Mr Gallagher commented: “The reason the Eurozone is facing real difficulties is not down to the different level of corporation tax charged in various member states, but because of the level of indebtedness of EU Governments. The majority of Eurozone countries are in breach of budget deficit rules laid down for the operation of the Eurozone.
“Tax rates, including the level of corporation tax that a country charges cannot be changed unless there is the unanimous agreement of all 27 EU member states. This is the undisputed legal position under the EU treaties.
“The bottom line is that Ireland is still a very positive location for direct foreign investment and this is helping to increase the level of our exports. Changing our corporation tax rate would negatively impact on what is a successful and functioning element of our economy and a key driver for recovery and future growth.
“EU leaders should not seek to mess with this.
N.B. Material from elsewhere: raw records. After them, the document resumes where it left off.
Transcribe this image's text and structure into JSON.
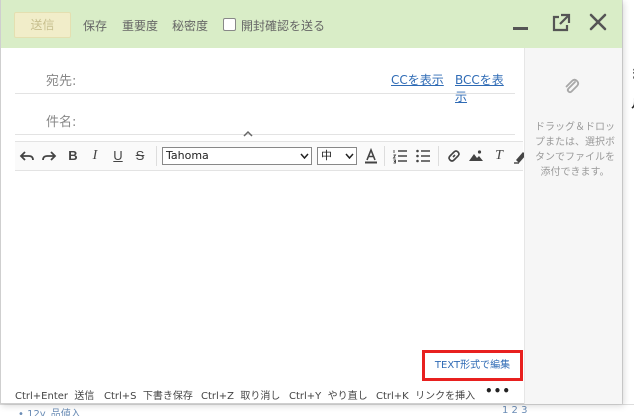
{
  "header": {
    "send_label": "送信",
    "save_label": "保存",
    "importance_label": "重要度",
    "confidentiality_label": "秘密度",
    "read_receipt_label": "開封確認を送る",
    "background_color": "#d9edc7"
  },
  "fields": {
    "to_label": "宛先:",
    "cc_link": "CCを表示",
    "bcc_link": "BCCを表示",
    "subject_label": "件名:"
  },
  "toolbar": {
    "bold": "B",
    "italic": "I",
    "underline": "U",
    "strike": "S",
    "font_family": "Tahoma",
    "font_size": "中",
    "clear_format": "T"
  },
  "attach": {
    "hint": "ドラッグ＆ドロップまたは、選択ボタンでファイルを添付できます。"
  },
  "text_mode_link": "TEXT形式で編集",
  "shortcuts": [
    {
      "key": "Ctrl+Enter",
      "action": "送信"
    },
    {
      "key": "Ctrl+S",
      "action": "下書き保存"
    },
    {
      "key": "Ctrl+Z",
      "action": "取り消し"
    },
    {
      "key": "Ctrl+Y",
      "action": "やり直し"
    },
    {
      "key": "Ctrl+K",
      "action": "リンクを挿入"
    }
  ],
  "more_label": "•••",
  "background": {
    "right_glyph_1": "ま",
    "right_glyph_2": "ル",
    "bottom_text": "• 12y_品値入",
    "bottom_pager": "1 2 3"
  },
  "colors": {
    "link": "#2f6bb5",
    "highlight_border": "#e8201f"
  }
}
It should also be pointed out that Ireland does not even have the lowest rate of corporation tax in Europe. While European Governments are forced to face up to dealing with high levels of debt, growth strategies must always be put in place. This was a point recently re-enforced by the new head of the International Monetary Fund, Christine Le Garde.
“Growth strategies must be in place in Ireland for a variety of different sectors, including in the areas of agriculture and food, the digital agenda, energy efficiencies and renewables, climate change, marine policy and research, innovation and science. These are the areas where we can create the new jobs of the future and become more competitive in the years ahead.”